Ansariadi, Ahli Epidemiologi Fakultas Kesehatan Masyarakat Universitas Hasanuddin Makassar, mengatakan isolasi terpusat di satu tempat akan menjadi cara efektif untuk mengendalikan pergerakan dan interaksi pasien dengan warga setempat. “Hanya teknisnya saja yang masih perlu dibenahi. Keberhasilan isolasi yang sebenarnya adalah seberapa cepat pasien ditemukan dan diisolasi.”
Ketua Tim Gugus Tugas Percepatan Penanganan Covid-19 Sulsel Ridwan Amiruddin mengatakan fasilitas isolasi tersebut dibenarkan karena Indonesia memasuki “fase ekstrem penanganan pandemi Covid-19”.

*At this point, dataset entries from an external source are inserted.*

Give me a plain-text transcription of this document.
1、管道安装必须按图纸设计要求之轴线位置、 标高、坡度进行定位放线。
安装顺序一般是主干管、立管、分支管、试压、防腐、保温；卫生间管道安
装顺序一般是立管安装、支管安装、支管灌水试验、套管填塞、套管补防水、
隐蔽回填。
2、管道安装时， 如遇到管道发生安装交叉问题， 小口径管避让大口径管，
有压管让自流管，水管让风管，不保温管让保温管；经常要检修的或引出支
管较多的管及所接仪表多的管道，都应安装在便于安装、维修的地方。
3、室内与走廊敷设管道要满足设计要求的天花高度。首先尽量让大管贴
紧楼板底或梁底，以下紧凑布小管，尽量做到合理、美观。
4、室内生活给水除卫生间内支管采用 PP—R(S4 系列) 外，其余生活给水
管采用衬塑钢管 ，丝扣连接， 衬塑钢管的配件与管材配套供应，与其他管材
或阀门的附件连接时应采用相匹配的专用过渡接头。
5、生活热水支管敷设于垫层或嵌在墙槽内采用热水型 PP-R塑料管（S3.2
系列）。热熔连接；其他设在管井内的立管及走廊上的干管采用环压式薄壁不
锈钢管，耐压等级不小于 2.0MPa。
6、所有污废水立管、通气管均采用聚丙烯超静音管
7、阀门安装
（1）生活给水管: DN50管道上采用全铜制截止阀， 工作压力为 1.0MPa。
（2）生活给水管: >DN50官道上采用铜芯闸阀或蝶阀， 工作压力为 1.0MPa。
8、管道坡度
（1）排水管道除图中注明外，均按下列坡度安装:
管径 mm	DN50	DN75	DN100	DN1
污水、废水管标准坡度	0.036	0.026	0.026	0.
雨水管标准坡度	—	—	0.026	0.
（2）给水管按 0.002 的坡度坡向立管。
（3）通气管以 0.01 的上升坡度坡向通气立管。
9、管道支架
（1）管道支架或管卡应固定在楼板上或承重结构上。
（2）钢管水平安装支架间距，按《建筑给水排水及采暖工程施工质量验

“Dalam skenario terburuk, Indonesia dapat melihat lebih dari 200.000 kematian dilaporkan pada awal Oktober 2021 dan kematian dapat mencapai puncaknya di lebih dari 2.000 per hari pada pertengahan Agustus,” tambahnya.
Fakta di lapangan di Sulawesi Selatan juga menunjukkan situasi yang semakin suram. Provinsi ini telah mencatat lebih dari 70.000 kasus virus corona dan 1.000 kematian dalam beberapa pekan terakhir, dengan lebih dari 700 infeksi baru per hari. Di ibu kota provinsi Makassar, ada lebih dari 2.300 kasus aktif.
“Pola kerja pengendalian pertumbuhan kasus baru harus menggunakan contact tracing,” kata Ridwan. “Namun tracing rate di Sulawesi Selatan masih sangat rendah yaitu 1:3 sedangkan World Health Organization (WHO) merekomendasikan rasio 1:30.”
Menurut Ridwan, Sulawesi Selatan sekarang sedang mencari cara untuk membendung kasus yang meningkat dengan menggunakan pendekatan dua arah: tindakan biasa seperti masker dan vaksinasi massal, ditambah dengan praktik yang lebih eksperimental seperti pengadaan Umsini dan mengirimkan tim bernama “Pemburu Covid” untuk melakukan spot. pemeriksaan pada warga.
Ahli epidemiologi Ansariadi mengatakan bahwa bahkan jika kasus Covid-19 mulai turun di titik panas Jawa, bagian lain negara ini mungkin terus mengalami peningkatan kasus jika tidak ada tindakan tegas yang terus dilakukan.
Sementara pembatasan darurat seperti penutupan mal dan bisnis yang tidak penting telah diberlakukan di beberapa bagian Indonesia, Ansariadi menyesalkan bahwa pemberlakuan jam malam dan pembatasan sosial lainnya sejauh ini belum dipatuhi secara ketat di banyak tempat, itulah sebabnya tindakan isolasi drastis. sekarang disebut jika pulau-pulau lain ingin lepas dari nasib Jawa. Akibatnya, banyak orang Makassar yang menaruh harapan pada Umsini dan semua yang mungkin mengasingkannya.